VIII. Recommendation
For the reasons set forth above, the undersigned recommends that the Court DENY Petitioner’s Motions for Summary Judgment (ECF Doc. 19) and a Stay (ECF Doc. 21), GRANT Respondent’s Motion to Dismiss (ECF Doc. 18), and DISMISS the Petition as untimely. DATE: June 30, 2025
/s/ Amanda M. Knapp AMANDA M. KNAPP UNITED STATES MAGISTRATE JUDGE OBJECTIONS Any objections to this Report and Recommendation must be filed with the Clerk of
Courts within fourteen (14) days after being served with a copy of this document. Failure to file objections within the specified time may forfeit the right to appeal the District Court’s order. See Berkshire v. Dahl , 928 F.3d 520, 530 (6th Cir. 2019); see also Thomas v. Arn , 474 U.S. 140 (1985).

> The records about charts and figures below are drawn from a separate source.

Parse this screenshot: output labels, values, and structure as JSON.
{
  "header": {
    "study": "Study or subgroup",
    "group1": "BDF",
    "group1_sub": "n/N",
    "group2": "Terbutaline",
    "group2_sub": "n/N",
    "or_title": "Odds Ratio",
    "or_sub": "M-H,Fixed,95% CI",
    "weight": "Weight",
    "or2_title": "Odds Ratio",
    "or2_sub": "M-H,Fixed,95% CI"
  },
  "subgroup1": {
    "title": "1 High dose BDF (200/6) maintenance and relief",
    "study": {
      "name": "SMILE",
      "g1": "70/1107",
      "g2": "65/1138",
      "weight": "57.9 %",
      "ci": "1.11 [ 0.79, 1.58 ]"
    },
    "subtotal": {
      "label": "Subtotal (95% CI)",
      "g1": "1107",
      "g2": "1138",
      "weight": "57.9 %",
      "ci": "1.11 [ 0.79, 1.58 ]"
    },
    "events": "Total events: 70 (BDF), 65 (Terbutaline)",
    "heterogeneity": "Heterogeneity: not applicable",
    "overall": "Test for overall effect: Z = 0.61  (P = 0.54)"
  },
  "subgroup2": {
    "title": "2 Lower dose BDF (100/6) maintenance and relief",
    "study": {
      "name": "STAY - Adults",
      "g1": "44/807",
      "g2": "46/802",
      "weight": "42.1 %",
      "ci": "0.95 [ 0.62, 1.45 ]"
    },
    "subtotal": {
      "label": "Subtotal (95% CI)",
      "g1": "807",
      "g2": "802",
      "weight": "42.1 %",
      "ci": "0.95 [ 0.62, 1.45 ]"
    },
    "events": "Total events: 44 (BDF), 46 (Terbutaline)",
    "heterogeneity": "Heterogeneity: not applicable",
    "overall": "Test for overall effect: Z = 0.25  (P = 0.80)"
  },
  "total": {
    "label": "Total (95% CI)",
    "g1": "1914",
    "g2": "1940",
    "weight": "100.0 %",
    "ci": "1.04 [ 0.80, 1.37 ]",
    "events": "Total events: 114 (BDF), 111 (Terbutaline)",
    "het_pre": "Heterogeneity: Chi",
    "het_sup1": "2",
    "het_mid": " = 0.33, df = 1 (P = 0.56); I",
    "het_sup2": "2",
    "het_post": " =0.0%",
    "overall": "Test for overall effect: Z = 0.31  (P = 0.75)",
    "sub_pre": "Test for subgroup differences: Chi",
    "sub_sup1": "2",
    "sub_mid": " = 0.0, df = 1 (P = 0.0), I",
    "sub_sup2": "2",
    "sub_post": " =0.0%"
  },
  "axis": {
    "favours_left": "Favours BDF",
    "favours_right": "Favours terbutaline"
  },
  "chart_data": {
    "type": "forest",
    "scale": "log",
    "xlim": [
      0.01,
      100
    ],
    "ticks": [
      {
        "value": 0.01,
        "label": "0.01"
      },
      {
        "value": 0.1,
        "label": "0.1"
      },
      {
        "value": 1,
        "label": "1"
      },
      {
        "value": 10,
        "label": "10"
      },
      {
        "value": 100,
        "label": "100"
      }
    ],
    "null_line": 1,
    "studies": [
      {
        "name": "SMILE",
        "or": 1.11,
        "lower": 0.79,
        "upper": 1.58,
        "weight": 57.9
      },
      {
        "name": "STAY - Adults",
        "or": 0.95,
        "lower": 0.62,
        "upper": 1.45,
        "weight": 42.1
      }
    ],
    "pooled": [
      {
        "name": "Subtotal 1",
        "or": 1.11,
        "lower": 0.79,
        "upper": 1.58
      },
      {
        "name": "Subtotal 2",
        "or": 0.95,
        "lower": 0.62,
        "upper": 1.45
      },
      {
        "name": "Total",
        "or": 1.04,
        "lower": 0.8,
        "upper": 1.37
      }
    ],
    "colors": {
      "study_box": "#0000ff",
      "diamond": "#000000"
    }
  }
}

[1] “Under the mailbox rule, a habeas petition is deemed filed when the prisoner gives the petition to prison officials for filing in the federal courts.” Cook v. Stegall , 295 F.3d 517, 521 (6th Cir. 2002) (citing Houston v. Lack , 487 U.S. 266, 273 (1988)). Mr. McCloud’s Petition was docketed on July 29, 2024 (ECF Doc. 1) and placed in the prison mailing system on July 18, 2024 ( id . at p. 15).
[2] Respondent informed the Court that he was not able to obtain a copy of this indictment. (ECF Doc. 18, p. 5, n. 4.)
[3] The August 16, 2022 motion to reconsider was originally docketed in separate proceedings relating to a Motion to Compel Preservation of Evidence proceedings. (ECF Doc. 18-1, pp. 274, 346 (showing the 8-16-2022 motion filed in 22CA011873, the docket for the Motion to Compel proceedings).) A magistrate later noted this as an error and ordered the clerk of courts to file the motion to reconsider in the correct case, 11CA009966, which contained Petitioner’s direct appeal and subsequent applications to reopen that appeal. ( See id . at pp. 281, 342-45.) The record does not contain a copy of the September 2022 motion to reconsider, but it appears on the docket for Case No. 11CA009966. ( Id . at p. 345.)
[4] To the extent Mr. McCloud seeks to add a federal constitutional claim of “actual innocence” to his Petition, the Sixth Circuit notes that “the Supreme Court has not decided whether actual innocence is a substantive ground for relief,” and that actual innocence arguments are typically used instead as “a ‘gateway’ by which a petitioner may belatedly file other constitutional and federally cognizable claims.” Hubbard v. Rewerts , 98 F.4th 736, 742-43 (6th Cir. 2024), cert. denied sub nom. Hubbard v. Tanner , 145 S. Ct. 1201, (2025) (citing McQuiggin v. Perkins , 569 U.S. 383, 393 (2013)). Alternately, if Mr. McCloud is arguing “actual innocence” only as a “gateway . . . to have his otherwise barred constitutional claim considered on the merits”—i.e., as a reason to toll the statute of limitations, see Schlup v. Delo , 513 U.S. 298, 316 (1995) (quoting Herrera v. Collins , 506 U.S. 390, 404 (1993))—there is no need for him to exhaust state court remedies, which makes a stay and abeyance under Rhimes unnecessary. See generally McQuiggin , 569 U.S. at 395 (noting that AEDPA’s bar on evidentiary hearings “includes an exception for prisoners who present new evidence of their innocence”) (citing 28 U.S.C. §§ 2254(e)(2)(A)(ii), (B)).
[5] Petitioner asserts that there is no order denying his Motion to Reconsider as untimely, suggesting this means his application to reopen his appeal was granted, and he filed a “proper appeal.” (ECF Doc. 21, pp. 8-9.) While a copy of the judgment entry disposing of the Motion to Reconsider was not initially included in the state court record, Respondent was able to obtain a copy and submitted it as a supplement to the state court record. (ECF Doc. 23.)
[6] Although the content of Mr. McCloud’s memorandum to the Supreme Court of Ohio referenced subject matter similar to his App. R. 26(B) filings, he used the case number for his appeal of the denial of his post-conviction Motion to Compel, not the case number for his direct appeal and related App. R. 26(A) and 26(B) applications. (ECF Doc. 18-1, pp. 289-308.) The appeal was also timely only as to the appellate court’s decision on his Motion to Compel, for which the state court denied reconsideration on May 15, 2023 ( id. at p. 288) but would not have been timely as to any of the state court denials of his direct appeal or App. R. 26(B) applications.